Abstract

We investigate the notion that New Zealand's avifauna exhibits a macro‐evolutionary trend towards low reproductive rates by analysing the allometry of nesting parameters for native altricial land birds. We show that egg size, incubation periods, and nestling periods are all strongly correlated with body mass, but clutch size is not. However, egg size more accurately predicts incubation periods, and incubation periods more accurately predict nestling periods, than does body mass. Variation between and within families is explored. Neither divergence per se nor slow rates of reproduction appear related to the taxic level of endemism. “Gigantic” species breed more slowly in proportion to body mass as predicted allometrically, but as a macro‐evolutionary trend, the effect is counterpointed within New Zealand by a parallel trend towards dwarfism. We found that hollow‐ and cavity‐nesting species have longer nestling periods than open‐nesting species. Corvida passerines lay larger eggs, after controlling for body mass, than do Passerida passerines. Most of New Zealand's altricial bird species evolved from Australian colonists.
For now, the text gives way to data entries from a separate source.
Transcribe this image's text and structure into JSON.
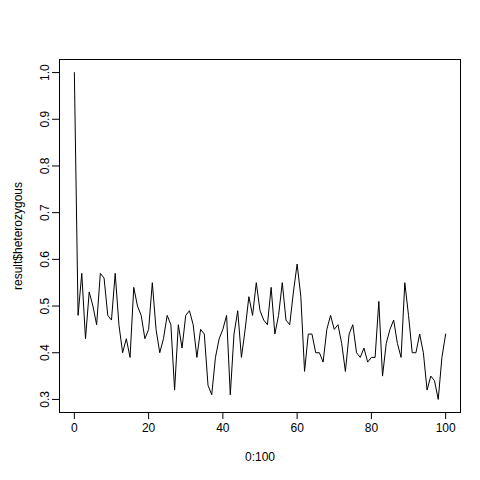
{
  "chart_data": {
    "type": "line",
    "x_label": "0:100",
    "y_label": "result$heterozygous",
    "x": [
      0,
      1,
      2,
      3,
      4,
      5,
      6,
      7,
      8,
      9,
      10,
      11,
      12,
      13,
      14,
      15,
      16,
      17,
      18,
      19,
      20,
      21,
      22,
      23,
      24,
      25,
      26,
      27,
      28,
      29,
      30,
      31,
      32,
      33,
      34,
      35,
      36,
      37,
      38,
      39,
      40,
      41,
      42,
      43,
      44,
      45,
      46,
      47,
      48,
      49,
      50,
      51,
      52,
      53,
      54,
      55,
      56,
      57,
      58,
      59,
      60,
      61,
      62,
      63,
      64,
      65,
      66,
      67,
      68,
      69,
      70,
      71,
      72,
      73,
      74,
      75,
      76,
      77,
      78,
      79,
      80,
      81,
      82,
      83,
      84,
      85,
      86,
      87,
      88,
      89,
      90,
      91,
      92,
      93,
      94,
      95,
      96,
      97,
      98,
      99,
      100
    ],
    "values": [
      1.0,
      0.48,
      0.57,
      0.43,
      0.53,
      0.5,
      0.46,
      0.57,
      0.56,
      0.48,
      0.47,
      0.57,
      0.46,
      0.4,
      0.43,
      0.39,
      0.54,
      0.5,
      0.48,
      0.43,
      0.45,
      0.55,
      0.45,
      0.4,
      0.43,
      0.48,
      0.46,
      0.32,
      0.46,
      0.41,
      0.48,
      0.49,
      0.46,
      0.39,
      0.45,
      0.44,
      0.33,
      0.31,
      0.39,
      0.43,
      0.45,
      0.48,
      0.31,
      0.44,
      0.49,
      0.39,
      0.45,
      0.52,
      0.48,
      0.55,
      0.49,
      0.47,
      0.46,
      0.54,
      0.44,
      0.48,
      0.55,
      0.47,
      0.46,
      0.53,
      0.59,
      0.52,
      0.36,
      0.44,
      0.44,
      0.4,
      0.4,
      0.38,
      0.45,
      0.48,
      0.45,
      0.46,
      0.42,
      0.36,
      0.44,
      0.46,
      0.4,
      0.39,
      0.41,
      0.38,
      0.39,
      0.39,
      0.51,
      0.35,
      0.42,
      0.45,
      0.47,
      0.42,
      0.39,
      0.55,
      0.48,
      0.4,
      0.4,
      0.44,
      0.4,
      0.32,
      0.35,
      0.34,
      0.3,
      0.39,
      0.44
    ],
    "color": "#000000",
    "xlim": [
      -4,
      104
    ],
    "xticks": [
      0,
      20,
      40,
      60,
      80,
      100
    ],
    "ylim": [
      0.272,
      1.028
    ],
    "yticks": [
      0.3,
      0.4,
      0.5,
      0.6,
      0.7,
      0.8,
      0.9,
      {
        "value": 1,
        "label": "1.0"
      }
    ]
  }
}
Macro‐evolutionary trends are therefore most likely to be identified by comparison with the Australian avifauna. We present evidence suggesting that New Zealand passerines lay larger clutches than their Australian temperate zone counterparts. A previous study (Trevelyan & Read 1989) suggested that New Zealand birds lay more clutches per year. These findings are inconsistent with suggestions of marked K‐selection in the New Zealand avifauna, but may be explicable under the “bet‐hedging hypothesis” for the evolution of life histories. The notion that New Zealand birds breed slowly may have arisen by comparisons with the avifaunas of the Northern Hemisphere, comparisons that ignore the distinctive life history traits of the avifaunas of tropical and other southern temperate regions.